Sem remorsos

Gustavo Carneiro

Do muito que se disse e es­creveu nas úl­timas se­manas sobre o Afe­ga­nistão, um por­menor es­capou à ge­ne­ra­li­dade dos co­men­ta­dores, es­pe­ci­a­listas e ar­ti­cu­listas: o papel dos EUA na cri­ação e pro­li­fe­ração de forças obs­cu­ran­tistas e fun­da­men­ta­listas na­quele país da Ásia Cen­tral. Os poucos que o re­fe­riram tra­taram-no como epi­sódio lon­gínquo ou jus­ti­fi­caram-no com a men­ta­li­dade de Guerra Fria e o com­bate ao que ainda hoje de­signam de in­vasão so­vié­tica do Afe­ga­nistão.

Não houve da parte dos pro­fis­si­o­nais do co­men­tário quais­quer re­fe­rên­cias à Re­vo­lução Saur, de Abril de 1978, e às me­didas im­ple­men­tadas pelo Par­tido Po­pular De­mo­crá­tico (a Re­forma Agrária, a proi­bição da usura, o cres­cente pro­ta­go­nismo das mu­lheres, a lai­ci­zação da so­ci­e­dade), nem se ouviu ou leu nada acerca do re­tro­cesso que re­pre­sentou para o povo afegão o der­rube do go­verno pro­gres­sista, já na dé­cada de 90, e o caos pro­vo­cado pela guerra que se se­guiu.

Mer­gu­lhemos no baú e dei­xemos falar quem sabe, nin­guém menos do que o «in­ventor» dos mu­jahe­dines, Zbig­niew Br­ze­zinski, con­se­lheiro de Se­gu­rança Na­ci­onal do pre­si­dente Jimmy Carter (1977-1981).
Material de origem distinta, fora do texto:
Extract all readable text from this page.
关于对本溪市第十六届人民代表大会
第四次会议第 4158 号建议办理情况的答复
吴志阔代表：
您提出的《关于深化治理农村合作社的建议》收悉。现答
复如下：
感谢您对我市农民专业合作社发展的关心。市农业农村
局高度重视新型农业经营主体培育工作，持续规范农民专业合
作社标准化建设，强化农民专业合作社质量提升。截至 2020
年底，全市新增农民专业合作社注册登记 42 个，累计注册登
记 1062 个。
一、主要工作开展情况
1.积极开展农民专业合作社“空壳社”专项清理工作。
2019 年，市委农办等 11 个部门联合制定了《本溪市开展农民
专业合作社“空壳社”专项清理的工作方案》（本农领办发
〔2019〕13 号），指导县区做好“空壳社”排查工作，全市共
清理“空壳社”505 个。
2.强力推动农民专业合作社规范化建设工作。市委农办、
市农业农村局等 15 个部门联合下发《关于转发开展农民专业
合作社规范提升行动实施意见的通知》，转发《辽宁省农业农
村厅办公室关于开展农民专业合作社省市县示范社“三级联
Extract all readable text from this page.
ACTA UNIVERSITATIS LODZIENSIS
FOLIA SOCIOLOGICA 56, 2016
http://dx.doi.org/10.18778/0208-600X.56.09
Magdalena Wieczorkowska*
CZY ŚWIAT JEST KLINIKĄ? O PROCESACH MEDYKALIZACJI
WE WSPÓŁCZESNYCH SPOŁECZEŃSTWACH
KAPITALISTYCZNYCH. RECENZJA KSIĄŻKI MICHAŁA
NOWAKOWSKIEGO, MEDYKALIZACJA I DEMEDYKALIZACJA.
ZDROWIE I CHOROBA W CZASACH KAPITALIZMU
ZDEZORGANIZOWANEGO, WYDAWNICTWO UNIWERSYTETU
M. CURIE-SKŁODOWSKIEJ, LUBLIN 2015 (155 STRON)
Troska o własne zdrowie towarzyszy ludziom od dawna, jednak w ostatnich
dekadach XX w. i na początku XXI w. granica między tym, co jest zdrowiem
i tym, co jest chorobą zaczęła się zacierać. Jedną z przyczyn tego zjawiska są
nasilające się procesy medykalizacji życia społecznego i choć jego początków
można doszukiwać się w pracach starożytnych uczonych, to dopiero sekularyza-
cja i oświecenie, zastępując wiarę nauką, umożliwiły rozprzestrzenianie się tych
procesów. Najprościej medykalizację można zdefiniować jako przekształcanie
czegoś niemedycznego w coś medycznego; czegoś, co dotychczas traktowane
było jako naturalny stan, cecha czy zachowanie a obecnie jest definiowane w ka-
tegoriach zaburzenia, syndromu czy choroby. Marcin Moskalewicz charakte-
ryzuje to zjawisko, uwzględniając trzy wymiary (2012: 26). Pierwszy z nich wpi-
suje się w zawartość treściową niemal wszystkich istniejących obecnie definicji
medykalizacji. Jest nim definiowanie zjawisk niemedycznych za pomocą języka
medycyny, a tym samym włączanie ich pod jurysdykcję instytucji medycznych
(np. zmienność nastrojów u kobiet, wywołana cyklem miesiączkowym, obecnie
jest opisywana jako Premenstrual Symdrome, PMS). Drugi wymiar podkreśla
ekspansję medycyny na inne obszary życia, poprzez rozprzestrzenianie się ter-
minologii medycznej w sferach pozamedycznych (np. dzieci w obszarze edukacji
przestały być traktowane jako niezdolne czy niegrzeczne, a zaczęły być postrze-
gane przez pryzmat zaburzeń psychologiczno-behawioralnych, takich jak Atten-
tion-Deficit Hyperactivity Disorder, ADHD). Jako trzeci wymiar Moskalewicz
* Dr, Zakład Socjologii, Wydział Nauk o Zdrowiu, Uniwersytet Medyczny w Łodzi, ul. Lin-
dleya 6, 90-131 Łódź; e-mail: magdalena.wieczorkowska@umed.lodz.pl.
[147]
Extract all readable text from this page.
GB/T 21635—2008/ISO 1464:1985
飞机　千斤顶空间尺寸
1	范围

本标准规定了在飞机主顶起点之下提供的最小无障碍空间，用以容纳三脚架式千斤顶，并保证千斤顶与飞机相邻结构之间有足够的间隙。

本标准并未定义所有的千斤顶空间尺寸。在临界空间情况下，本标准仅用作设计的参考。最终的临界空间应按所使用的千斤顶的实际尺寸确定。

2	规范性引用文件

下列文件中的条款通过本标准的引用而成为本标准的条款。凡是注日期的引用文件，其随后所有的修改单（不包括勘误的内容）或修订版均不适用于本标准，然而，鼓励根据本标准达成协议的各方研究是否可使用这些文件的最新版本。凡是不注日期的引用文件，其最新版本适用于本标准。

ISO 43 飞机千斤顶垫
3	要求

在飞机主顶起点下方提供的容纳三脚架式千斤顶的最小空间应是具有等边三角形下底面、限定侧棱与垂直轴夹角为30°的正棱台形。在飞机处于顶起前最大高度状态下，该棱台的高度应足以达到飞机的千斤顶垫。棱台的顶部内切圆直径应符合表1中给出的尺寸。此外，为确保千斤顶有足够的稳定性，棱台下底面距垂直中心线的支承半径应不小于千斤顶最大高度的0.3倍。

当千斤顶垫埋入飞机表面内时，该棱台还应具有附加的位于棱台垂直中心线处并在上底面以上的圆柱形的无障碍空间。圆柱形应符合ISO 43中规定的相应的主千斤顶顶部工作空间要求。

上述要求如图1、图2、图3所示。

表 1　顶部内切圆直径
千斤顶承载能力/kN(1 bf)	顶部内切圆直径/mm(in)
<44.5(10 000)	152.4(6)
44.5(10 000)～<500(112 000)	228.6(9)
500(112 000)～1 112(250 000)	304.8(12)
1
Foi ele que numa en­tre­vista em 1998 (www.coun­ter­punch.org/​1998/​01/​15/​how-jimmy-carter-and-i-started-the-mu­jahi­deen) con­firmou um se­gredo (mal) guar­dado du­rante quase 20 anos: «Se­gundo a his­tória ofi­cial, o apoio da CIA aos mu­jahe­dines co­meçou na dé­cada de 1980 [ou seja, após a en­trada das tropas so­vié­ticas] (…). Na ver­dade, foi a 3 de Julho de 1979 que o Pre­si­dente Carter as­sinou a pri­meira di­rec­tiva vi­sando o apoio se­creto aos opo­si­tores ao re­gime (…). Nesse mesmo dia, es­crevi-lhe uma men­sagem a ex­plicar como, na minha opi­nião, esse apoio ia in­duzir uma in­ter­venção mi­litar so­vié­tica.»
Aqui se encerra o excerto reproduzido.